Отец содержит в себе и передает модель вида, уникальную форму, предназначение которой – передаваться в рамках рода. Будучи деятельным демиургом, он создает ребенка по своему подобию. Он работает над телом матери, являющимся физическим местом, некой мастерской, а, кроме того, и инертной материей: «Единственное, что ему не хватает – это принцип души». Тело матери неспособно передвигаться и совершенно пассивно: «Женщина, как женщина, есть пассивный элемент». Ее положение состоит в том, чтобы брать, получать мужскую форму. В ее менструальной крови нет ни psyche, ни kinesis, ни eidos. Она – продукт adunamia, недостатка тепла, необходимого для превращения, поэтому у нее отсутствует pneuma, теплый воздух, дающий жизнь. Женщина – это сырье, первичный материал, prote hule, процесса генерации: «Женщина, как женщина, есть пассивный элемент, а мужчина, как мужчина, есть активный элемент. Именно из него проистекает принцип движения. Поэтому, если мы рассмотрим каждое понятие в его предельном смысле, одного как средство и двигатель, другого как объект и движимая вещь, единственный продукт, созданный из них, подобно кровати, сделанной плотником, но без дерева, или воску, сделанному без molten wax and a mold» 52. Эти аналогии с ремесленничеством четко показывают, какую роль Аристотель отводит женской крови в процессе воспроизводства.

 

Материя и тело.

 

«Самец предоставляет форму и принцип движения, самка – тело и материю». Это заявление, сделанное в самом начале книги «О происхождении животных», связывает тело и материю тем же способом, что и в «Метафизике». В чем значение фактического присутствия тела в кровяном остатке женских особей, присутствия, которое Аристотель неоднократно упоминает? Он утверждает, что «в материи потенциально присутствуют части зародыша». Более того, «женский компонент есть также остаток, который потенциально, но не действительно, содержит в себе все части. Среди этих частей есть и те, которые отличают женскую особь от мужской». Здесь мы сталкиваемся с проблемой понимания аристотелевского термина soma или тело. Было бы невозможно концептуализировать тело в отрыве от его формы, анатомических отличий. Аристотель противопоставляет тело-и-материю eidos. Органы будущего тела зародыша, включая и половые, потенциально уже содержатся в остатке материнского тела, так что вполне возможно непрерывное развитие. Развитие произошло, значит развитие возможно. Животное растет, не прибавляя к уже существующим органам новые, а развивая те возможности, которые уже присущи женской крови. «То, что потенциально возможно не может достигнуть существования без действия достаточно энергичной движущей силы. Не может и двигатель, имеющий эту необходимую силу, работать с любой субстанцией, как не может и плотник смастерить сундук из чего угодно, кроме древесины, или же сундук быть сделанным из дерева, но без плотника». Утверждение о том, что женский остаток содержит в себе части будущей взрослой особи, ничего нам не говорит о ее природе; единственное, что можно из этого извлечь – то, что этот остаток обладает потенциалом превращения в живое существо.

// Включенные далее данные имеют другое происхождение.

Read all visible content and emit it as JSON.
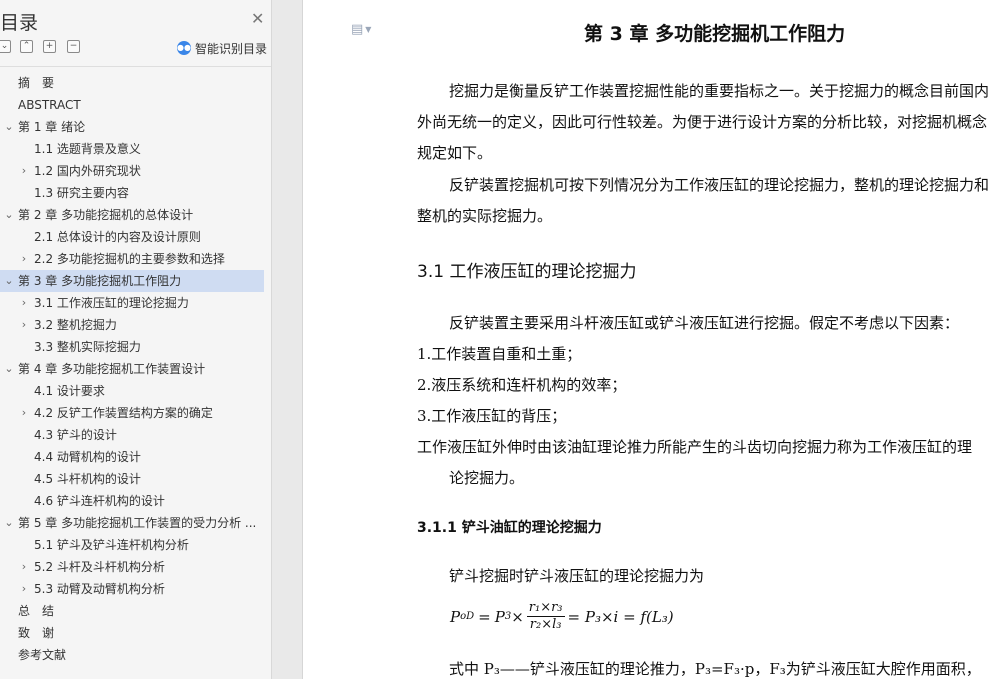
{
  "sidebar": {
    "title": "目录",
    "ai_label": "智能识别目录",
    "toc": [
      {
        "label": "摘　要",
        "level": 0,
        "caret": "none",
        "active": false
      },
      {
        "label": "ABSTRACT",
        "level": 0,
        "caret": "none",
        "active": false
      },
      {
        "label": "第 1 章 绪论",
        "level": 0,
        "caret": "down",
        "active": false
      },
      {
        "label": "1.1 选题背景及意义",
        "level": 1,
        "caret": "none",
        "active": false
      },
      {
        "label": "1.2 国内外研究现状",
        "level": 1,
        "caret": "right",
        "active": false
      },
      {
        "label": "1.3 研究主要内容",
        "level": 1,
        "caret": "none",
        "active": false
      },
      {
        "label": "第 2 章 多功能挖掘机的总体设计",
        "level": 0,
        "caret": "down",
        "active": false
      },
      {
        "label": "2.1 总体设计的内容及设计原则",
        "level": 1,
        "caret": "none",
        "active": false
      },
      {
        "label": "2.2 多功能挖掘机的主要参数和选择",
        "level": 1,
        "caret": "right",
        "active": false
      },
      {
        "label": "第 3 章 多功能挖掘机工作阻力",
        "level": 0,
        "caret": "down",
        "active": true
      },
      {
        "label": "3.1 工作液压缸的理论挖掘力",
        "level": 1,
        "caret": "right",
        "active": false
      },
      {
        "label": "3.2 整机挖掘力",
        "level": 1,
        "caret": "right",
        "active": false
      },
      {
        "label": "3.3 整机实际挖掘力",
        "level": 1,
        "caret": "none",
        "active": false
      },
      {
        "label": "第 4 章 多功能挖掘机工作装置设计",
        "level": 0,
        "caret": "down",
        "active": false
      },
      {
        "label": "4.1 设计要求",
        "level": 1,
        "caret": "none",
        "active": false
      },
      {
        "label": "4.2 反铲工作装置结构方案的确定",
        "level": 1,
        "caret": "right",
        "active": false
      },
      {
        "label": "4.3 铲斗的设计",
        "level": 1,
        "caret": "none",
        "active": false
      },
      {
        "label": "4.4 动臂机构的设计",
        "level": 1,
        "caret": "none",
        "active": false
      },
      {
        "label": "4.5 斗杆机构的设计",
        "level": 1,
        "caret": "none",
        "active": false
      },
      {
        "label": "4.6 铲斗连杆机构的设计",
        "level": 1,
        "caret": "none",
        "active": false
      },
      {
        "label": "第 5 章 多功能挖掘机工作装置的受力分析 ...",
        "level": 0,
        "caret": "down",
        "active": false
      },
      {
        "label": "5.1 铲斗及铲斗连杆机构分析",
        "level": 1,
        "caret": "none",
        "active": false
      },
      {
        "label": "5.2 斗杆及斗杆机构分析",
        "level": 1,
        "caret": "right",
        "active": false
      },
      {
        "label": "5.3 动臂及动臂机构分析",
        "level": 1,
        "caret": "right",
        "active": false
      },
      {
        "label": "总　结",
        "level": 0,
        "caret": "none",
        "active": false
      },
      {
        "label": "致　谢",
        "level": 0,
        "caret": "none",
        "active": false
      },
      {
        "label": "参考文献",
        "level": 0,
        "caret": "none",
        "active": false
      }
    ]
  },
  "document": {
    "chapter_title": "第 3 章  多功能挖掘机工作阻力",
    "para1": [
      "挖掘力是衡量反铲工作装置挖掘性能的重要指标之一。关于挖掘力的概念目前国内",
      "外尚无统一的定义，因此可行性较差。为便于进行设计方案的分析比较，对挖掘机概念",
      "规定如下。"
    ],
    "para2": [
      "反铲装置挖掘机可按下列情况分为工作液压缸的理论挖掘力，整机的理论挖掘力和",
      "整机的实际挖掘力。"
    ],
    "h2": "3.1  工作液压缸的理论挖掘力",
    "para3": "反铲装置主要采用斗杆液压缸或铲斗液压缸进行挖掘。假定不考虑以下因素：",
    "list": [
      "1.工作装置自重和土重；",
      "2.液压系统和连杆机构的效率；",
      "3.工作液压缸的背压；"
    ],
    "para4": [
      "工作液压缸外伸时由该油缸理论推力所能产生的斗齿切向挖掘力称为工作液压缸的理",
      "论挖掘力。"
    ],
    "h3": "3.1.1 铲斗油缸的理论挖掘力",
    "para5": "铲斗挖掘时铲斗液压缸的理论挖掘力为",
    "formula": {
      "lhs": "P",
      "lhs_sub": "oD",
      "p3": "P",
      "p3_sub": "3",
      "times": "×",
      "num": "r₁×r₃",
      "den": "r₂×l₃",
      "mid": "= P₃×i = f(L₃)"
    },
    "para6": "式中 P₃——铲斗液压缸的理论推力，P₃=F₃·p，F₃为铲斗液压缸大腔作用面积，"
  }
}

«Остаток женской особи – это потенция того, чем животное по природе своей будет, и поскольку все органы существуют в потенциальной, но не действительной форме, каждая из частей сформирована, и поскольку также актор воздействует на объект… один – активен, другой – пассивен. Таким образом, женская особь дает материю, а мужская – принцип движения» 53. Смысл данного отрывка очевиден: менструальная кровь содержит в себе части тела зародыша, тем не менее, она является просто материей.

 

Значение симметрии.

 

Аристотель ставит с одной стороны душу, форму и движение, а с другой – тело, материю и пассивность. Проблема гендера – каким образом объяснить половые отличия как количественные вариации, учитывая определение рода в понятиях воспроизводства и формальной идентичности – приводит к появлению ряда дихотомий, в которых женское характеризуется как отрицание, деформация или недостаточность.

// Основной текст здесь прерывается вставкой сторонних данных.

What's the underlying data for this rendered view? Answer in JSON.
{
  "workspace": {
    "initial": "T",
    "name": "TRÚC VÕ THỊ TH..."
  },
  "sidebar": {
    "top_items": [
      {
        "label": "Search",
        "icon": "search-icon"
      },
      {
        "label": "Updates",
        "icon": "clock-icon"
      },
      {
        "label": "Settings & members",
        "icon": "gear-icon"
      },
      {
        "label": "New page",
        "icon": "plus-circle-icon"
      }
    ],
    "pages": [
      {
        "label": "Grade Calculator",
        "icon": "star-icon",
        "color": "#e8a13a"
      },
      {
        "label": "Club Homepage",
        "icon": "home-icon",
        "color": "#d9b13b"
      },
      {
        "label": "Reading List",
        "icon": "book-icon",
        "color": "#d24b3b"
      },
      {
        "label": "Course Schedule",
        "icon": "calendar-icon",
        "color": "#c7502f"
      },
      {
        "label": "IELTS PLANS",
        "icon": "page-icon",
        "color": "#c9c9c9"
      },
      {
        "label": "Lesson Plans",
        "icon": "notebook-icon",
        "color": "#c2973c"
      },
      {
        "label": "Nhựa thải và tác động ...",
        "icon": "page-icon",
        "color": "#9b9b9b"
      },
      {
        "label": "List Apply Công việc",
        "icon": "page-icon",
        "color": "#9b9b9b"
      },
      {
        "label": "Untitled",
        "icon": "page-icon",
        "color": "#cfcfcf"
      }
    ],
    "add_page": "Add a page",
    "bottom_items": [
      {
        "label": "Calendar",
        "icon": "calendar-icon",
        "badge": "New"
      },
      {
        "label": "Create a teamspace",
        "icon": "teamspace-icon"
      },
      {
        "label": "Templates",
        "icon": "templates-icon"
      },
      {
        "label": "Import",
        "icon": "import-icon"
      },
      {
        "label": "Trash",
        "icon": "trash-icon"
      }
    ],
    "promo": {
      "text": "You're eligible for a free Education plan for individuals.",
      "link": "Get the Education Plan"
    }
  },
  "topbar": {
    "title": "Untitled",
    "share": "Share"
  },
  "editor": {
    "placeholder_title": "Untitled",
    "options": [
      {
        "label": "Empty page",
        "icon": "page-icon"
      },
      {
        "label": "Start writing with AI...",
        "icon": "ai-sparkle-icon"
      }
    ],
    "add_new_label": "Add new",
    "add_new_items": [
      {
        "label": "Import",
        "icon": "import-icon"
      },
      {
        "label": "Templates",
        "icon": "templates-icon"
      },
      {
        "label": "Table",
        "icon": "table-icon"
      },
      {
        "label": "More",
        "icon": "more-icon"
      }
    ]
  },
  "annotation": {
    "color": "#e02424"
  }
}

У Гесиода, Симонида и Платона мы встречаемся с мифической концепцией рода, как автономного, монополового происхождения, у Аристотеля же мы видим метафизическую редукцию данной концепции. Между тем, существует и иное, заслуживающее внимания, направление в античной мысли относительно женщин. Речь идет о тех врачах, которые попытались согласовать определенные позитивные знания с потребностью в двойном принципе происхождения. Оба пола уже не являлись чем-то самодостаточным, а фемининность не подчинялась маскулинности. «Мужское» и «женское» стали симметричными категориями.

В соответствии с врачами Cnidian, женщины производят семенную жидкость, аналогичную мужской сперме. Эта жидкость – нечто вроде концентрированного экстракта всех телесных соков. Она выделяется шейкой матки при тех же условиях, что и семяизвержение у мужчины: «У женщин во время полового акта, когда их половые органы соприкасаются с мужскими, и матка приходит в движение, тогда ее охватывает нечто вроде зуда, который доставляет удовольствие и нагревает остальное тело. Женщина эякулирует всем телом, иногда маткой (которая становится влажной), а иногда вне ее (если маточный проход больше, чем он должен быть)» 54. Таким образом, тело женщины активно способствует деторождению; зачатие является результатом механически смешанного процесса. Пол плода обуславливается сравнительной силой обоих партнеров: «Иногда сильнее оказывается выделение женщины, иногда – мужчины. Мужчина обладает как мужским, так и женским семенем, равно как и женщина. Плод должен выйти из более сильного семени». Мужчина и женщина отличаются по силе, что является количественной разницей, или, говоря словами Аристотеля, «вопросом большего и меньшего». Оба пола имеют в себе «гермафродическую» семенную субстанцию с сильными и слабыми ее компонентами. Соотношение сильного/мужского и слабого/женского варьируется от каждого выделения, этой комбинацией обуславливается и пол ребенка. «Вот, как это действует: если более сильное семя вышло из обоих родителей, то плод оказывается мужским; если же это было слабое семя, то плод оказывается женским». Решающим фактором, очевидно, является не сила как таковая, присущая мужскому семени, а скорее масса (plethos). «Если изобилует слабое семя, нежели сильное, то последнее, поглощенное и смешанное со слабым, превращается в женское семя; но если преобладает сильное семя, то поглощенное им слабое семя превращается в мужское».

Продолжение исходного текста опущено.